How cars can trap consumers in a mortgage mess
At the heart are two things; first, we as a culture tend toward the car-rich and house-poor. We spend an average of $8,750, or more than 17% of our average household gross income each year on transportation. That figure is taken from the sub-$2.00-per-gallon gas prices of late 2008. Second, it is not just what we spend. but how dependent we are on that expenditure. In other words, if you live in a place that makes it hard, or even impossible, to commute to the grocery store, school and work without a car or three: when you crash, you crash hard.
My family is an excellent case study in how car dependency is correlated to the ability to weather financial storms. I am the family's primary breadwinner, and I had a couple of short-ish periods of unemployment in the past several years. During the first, we were still car owners, and for some reason holding on to the car seemed vital; and we very nearly lost the house -- the foreclosure process had begun and we negotiated a deal to fix it barely, barely in time. A year later, we decided to forgo the car and started taking advantage of the excellent public transportation, bicycle and pedestrian infrastructure around us. When I again became unemployed? We struggled, yes, but we always caught up on our mortgage long before the nasty letters would have begun.

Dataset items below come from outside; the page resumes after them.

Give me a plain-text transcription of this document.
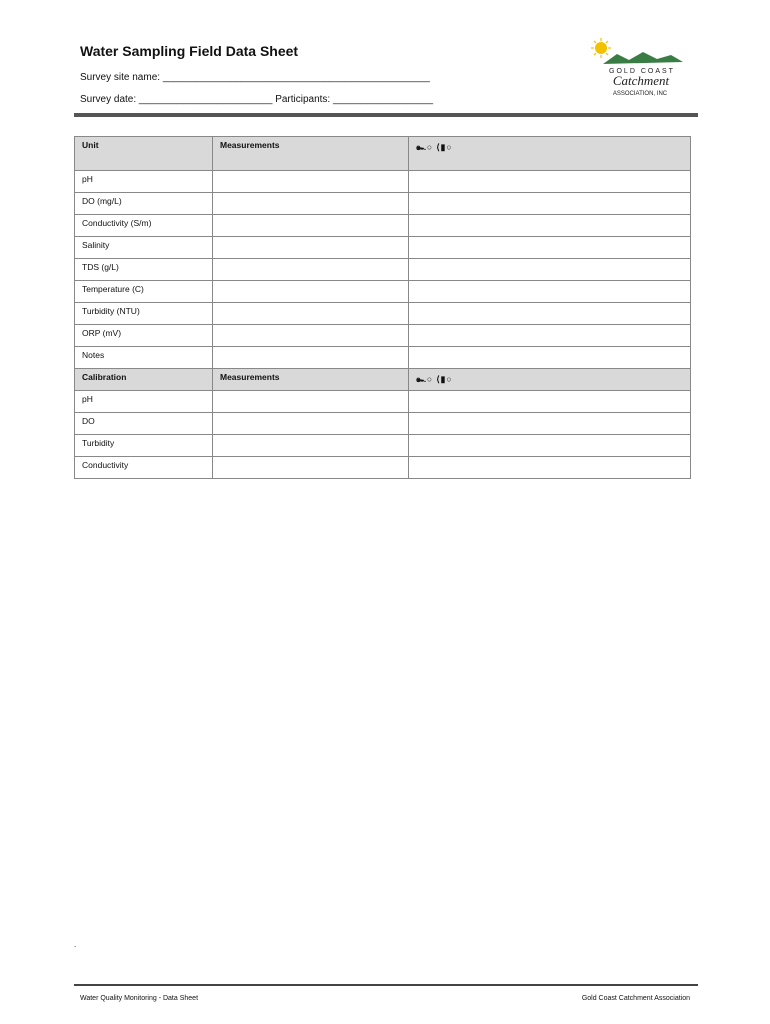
Water Sampling Field Data Sheet
Survey site name: ________________________________________________
Survey date: ________________________ Participants: __________________
GOLD COAST
Catchment
ASSOCIATION, INC
Unit	Measurements	๛○ ⟨▮○
pH		
DO (mg/L)		
Conductivity (S/m)		
Salinity		
TDS (g/L)		
Temperature (C)		
Turbidity (NTU)		
ORP (mV)		
Notes		
Calibration	Measurements	๛○ ⟨▮○
pH		
DO		
Turbidity		
Conductivity		
.
Water Quality Monitoring - Data Sheet	Gold Coast Catchment Association
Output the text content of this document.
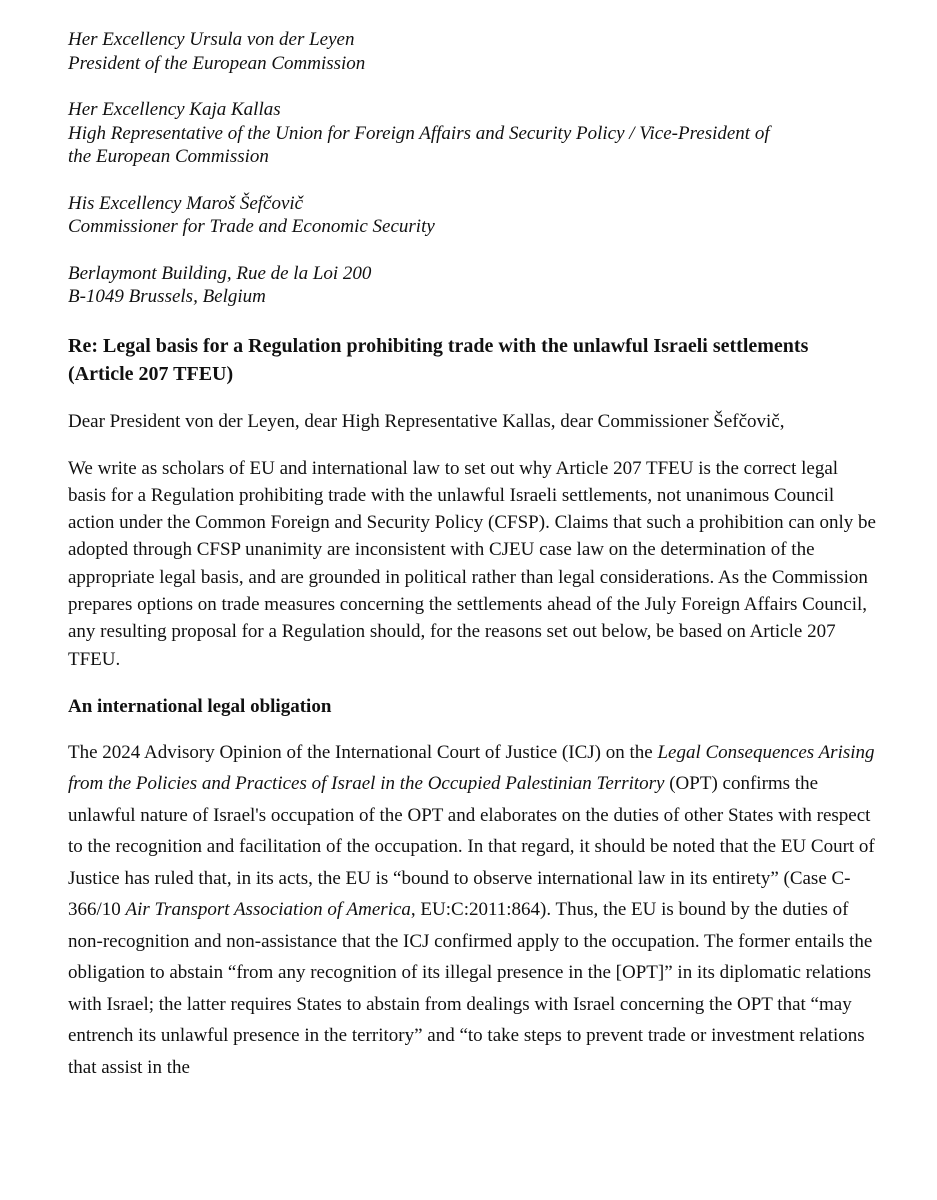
Her Excellency Ursula von der Leyen
President of the European Commission
Her Excellency Kaja Kallas
High Representative of the Union for Foreign Affairs and Security Policy / Vice-President of
the European Commission
His Excellency Maroš Šefčovič
Commissioner for Trade and Economic Security
Berlaymont Building, Rue de la Loi 200
B-1049 Brussels, Belgium
Re: Legal basis for a Regulation prohibiting trade with the unlawful Israeli settlements (Article 207 TFEU)
Dear President von der Leyen, dear High Representative Kallas, dear Commissioner Šefčovič,
We write as scholars of EU and international law to set out why Article 207 TFEU is the correct legal basis for a Regulation prohibiting trade with the unlawful Israeli settlements, not unanimous Council action under the Common Foreign and Security Policy (CFSP). Claims that such a prohibition can only be adopted through CFSP unanimity are inconsistent with CJEU case law on the determination of the appropriate legal basis, and are grounded in political rather than legal considerations. As the Commission prepares options on trade measures concerning the settlements ahead of the July Foreign Affairs Council, any resulting proposal for a Regulation should, for the reasons set out below, be based on Article 207 TFEU.
An international legal obligation
The 2024 Advisory Opinion of the International Court of Justice (ICJ) on the Legal Consequences Arising from the Policies and Practices of Israel in the Occupied Palestinian Territory (OPT) confirms the unlawful nature of Israel's occupation of the OPT and elaborates on the duties of other States with respect to the recognition and facilitation of the occupation. In that regard, it should be noted that the EU Court of Justice has ruled that, in its acts, the EU is “bound to observe international law in its entirety” (Case C-366/10 Air Transport Association of America, EU:C:2011:864). Thus, the EU is bound by the duties of non-recognition and non-assistance that the ICJ confirmed apply to the occupation. The former entails the obligation to abstain “from any recognition of its illegal presence in the [OPT]” in its diplomatic relations with Israel; the latter requires States to abstain from dealings with Israel concerning the OPT that “may entrench its unlawful presence in the territory” and “to take steps to prevent trade or investment relations that assist in the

Ironically, Americans are becoming financially trapped by the very suburbs they thought would free them. It's not just the social norms -- the keeping up with the Joneses, the club memberships and mall-as-entertainment -- it's the transport in and out of the suburbs that destroys a family's flexibility. My family can live very lean if we need to, reducing our expenses to as little as $2,000 for a month or two while we wait out a difficult period, even paying our mortgage on time. That suburban family with the safe cul-de-sac and the big back yard for the kids can't do that without a visit from the big flatbed tow truck of repossession -- and no way for the children to get to school, no way for mom and dad to buy groceries and go to work. Instead, the mortgage is left unpaid while the payments on everything that can be taken back are made.
The NRDC report is full of buzzwords and recommendations: it explains that "location efficiency," or how easy it is for residents of a community to access stores, schools, and workplaces without cars, "effectively increases household income" and "creates an economic buffer." When designing communities and budgeting for infrastructure expenditures, city planners should take location efficiency into account; increasing access to public transportation and creating communities that are walkable and bikeable will increase the financial security of the citizens.
We're lucky, as individuals: our planning process is simpler and more straightforward. We can do it without the buzzwords, the bidding processes, or the long periods of public comment. We can simply buy houses in neighborhoods where grocery stores, schools and workplaces are accessible via bicycle, bus, train or our trusty two feet. Making these choices will effectively increase our income and our financial security: and (take it from me) it's fun, too.